Socrate : taille sur tes réponses, et si je dois te suivre,
Fais-les plus courtes
Platon, Protagoras (334a)
Brachylogie : le volume collectif Réinventer la brachylogie remet à l’honneur ce mot qui pourrait sembler démodé, entre pratiques anciennes et contemporaines. Cet ensemble, dirigé par Patrick Voisin, témoigne de la vitalité et de la modernité d’une notion peu connue et qu’il faut réinventer parce qu’elle fut considérée comme « un trope de valeur péjorative classée dans les figures de rhétorique ».

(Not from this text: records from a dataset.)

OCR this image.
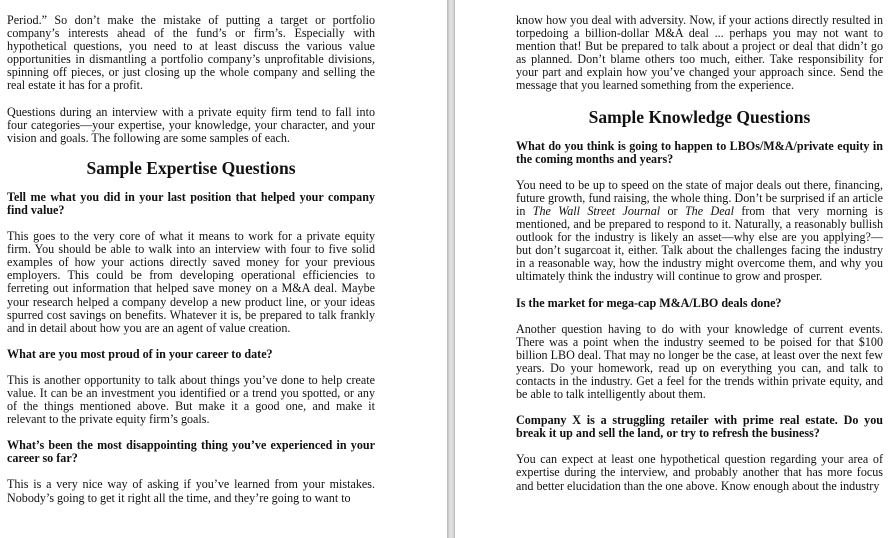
Period.” So don’t make the mistake of putting a target or portfolio company’s interests ahead of the fund’s or firm’s. Especially with hypothetical questions, you need to at least discuss the various value opportunities in dismantling a portfolio company’s unprofitable divisions, spinning off pieces, or just closing up the whole company and selling the real estate it has for a profit.

Questions during an interview with a private equity firm tend to fall into four categories—your expertise, your knowledge, your character, and your vision and goals. The following are some samples of each.

Sample Expertise Questions

Tell me what you did in your last position that helped your company find value?

This goes to the very core of what it means to work for a private equity firm. You should be able to walk into an interview with four to five solid examples of how your actions directly saved money for your previous employers. This could be from developing operational efficiencies to ferreting out information that helped save money on a M&A deal. Maybe your research helped a company develop a new product line, or your ideas spurred cost savings on benefits. Whatever it is, be prepared to talk frankly and in detail about how you are an agent of value creation.

What are you most proud of in your career to date?

This is another opportunity to talk about things you’ve done to help create value. It can be an investment you identified or a trend you spotted, or any of the things mentioned above. But make it a good one, and make it relevant to the private equity firm’s goals.

What’s been the most disappointing thing you’ve experienced in your career so far?

This is a very nice way of asking if you’ve learned from your mistakes. Nobody’s going to get it right all the time, and they’re going to want to

know how you deal with adversity. Now, if your actions directly resulted in torpedoing a billion-dollar M&A deal ... perhaps you may not want to mention that! But be prepared to talk about a project or deal that didn’t go as planned. Don’t blame others too much, either. Take responsibility for your part and explain how you’ve changed your approach since. Send the message that you learned something from the experience.

Sample Knowledge Questions

What do you think is going to happen to LBOs/M&A/private equity in the coming months and years?

You need to be up to speed on the state of major deals out there, financing, future growth, fund raising, the whole thing. Don’t be surprised if an article in The Wall Street Journal or The Deal from that very morning is mentioned, and be prepared to respond to it. Naturally, a reasonably bullish outlook for the industry is likely an asset—why else are you applying?—but don’t sugarcoat it, either. Talk about the challenges facing the industry in a reasonable way, how the industry might overcome them, and why you ultimately think the industry will continue to grow and prosper.

Is the market for mega-cap M&A/LBO deals done?

Another question having to do with your knowledge of current events. There was a point when the industry seemed to be poised for that $100 billion LBO deal. That may no longer be the case, at least over the next few years. Do your homework, read up on everything you can, and talk to contacts in the industry. Get a feel for the trends within private equity, and be able to talk intelligently about them.

Company X is a struggling retailer with prime real estate. Do you break it up and sell the land, or try to refresh the business?

You can expect at least one hypothetical question regarding your area of expertise during the interview, and probably another that has more focus and better elucidation than the one above. Know enough about the industry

Dans la présentation critique de ce mot ancien (brakhulogia en grec ancien et son calque latin tardif brachylogia), on apprend que le procédé fut condamné par Littré qui y voyait un vice d’élocution conduisant à l’obscurité du style. Qu’en est-il de nos jours ? Le parcours est ardu et décevant car le critique se retrouve dans un désert de définitions contradictoires. Si on considère la brachylogie comme une figure, on la voit rapprochée, dans certains dictionnaires, de l’ellipse et aucune définition satisfaisante ne peut être trouvée dans différents ouvrages de références passés en revue. On peut cependant réinventer une brachylogie en la considérant comme une élocution concise qui rejette tout ce qui est superflu et loin de toute éloquence ornementale, selon la vision de Platon. Notons que Quintilien la définit d’ailleurs comme « une brièveté parfaite ».
La brachylogie peut recevoir trois définitions, une polysémie « qu’il ne faut pas la considérer comme un flou insupportable mais bien comme une richesse héritée de l’histoire du mot » (43). Dans un premier sens, il s’agirait de l’ellipse, vertu selon Socrate ou vice selon Littré. Dans la deuxième définition, elle correspondrait au cum paucis multa dicere — dire beaucoup en peu de mots — un less is more, ou brevitas selon Quintilien. Dans son troisième et dernier sens, elle rejoindrait ce qu’est la voix juste demandée par Protagoras. Le discours serait alors caractérisé par sa densité. La brachylogie ne serait plus rhétorique mais poétique. Cette multiplicité d’approches va donner lieu, dans le collectif dirigé par Patrick Voisin, à des articles très différents qui déploient nombre d’aspects de cette notion jusqu’à lui donner une apparence très contemporaine.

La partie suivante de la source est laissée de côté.